Activists: Stop black bear hunt before it starts

TRENTON, N.J.

The case is expected to be decided by Dec. 5, the scheduled start of a six-day hunt in the northwest part of the state.

The Animal Protection League of New Jersey and The Bear Education and Resource Group will try to convince the judges that the state's Comprehensive Bear Management Policy is flawed. The policy includes an annual hunt.

The state maintains a hunt is necessary to keep the black bear population in check.

The Department of Environmental Protection recorded 2,667 reports of bear activity this year through October. That number includes bear sightings, attacks on livestock, 46 home entries and 516 reports of bears picking through garbage.

Bear activity has been reported in 19 of the state's 21 counties this year.

Hunters killed 592 black bears last year. It was the first hunt in five years.

The animal activist groups failed to get last year's hunt stopped, but their court case was allowed to continue.

"The black bear policy is full of scientific flaws, self-contradictions and outright fabrications," said Doris Lin, director of legal services for the BEAR Group. "The lawsuit is not about philosophical objections to hunting; it's about integrity and science, both of which are missing from the policy."

For example, she says the number of bear complaints is actually decreasing, and that the state's claims are based on more police departments being included in the reporting data.

A judge acting on a petition to the state Supreme Court refused to grant an emergency stay last year, after an appeals panel declined to call off the hunt.

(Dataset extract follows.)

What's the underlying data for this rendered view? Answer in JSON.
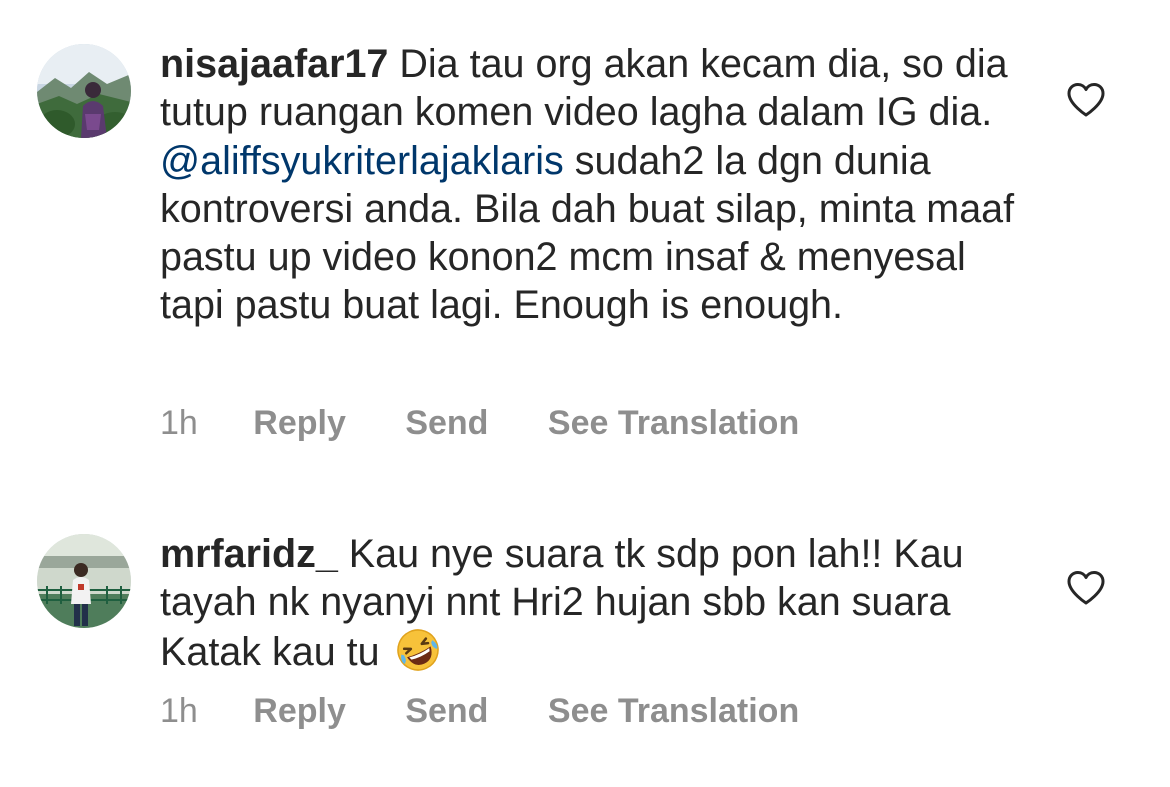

A similar challenge succeeded in 2007 and no hunt was held. An appeals panel found flaws with the management policy and ruled that the 2005 hunt should not have taken place.

Some 6,680 bear hunting permits were issued for last year's hunt, with each hunter entitled to one bear regardless of age or gender. The DEP maintains the right to halt the hunt early based on the number of bears killed.

The hunt is held concurrently with the firearm deer season. Bear hunting is allowed in the area north of Interstate 78 and west of Interstate 287.

Besides a hunt, the Comprehensive Black Bear Management Policy developed by the Division of Fish and Wildlife includes education, a bear feeding ban and aversive conditioning.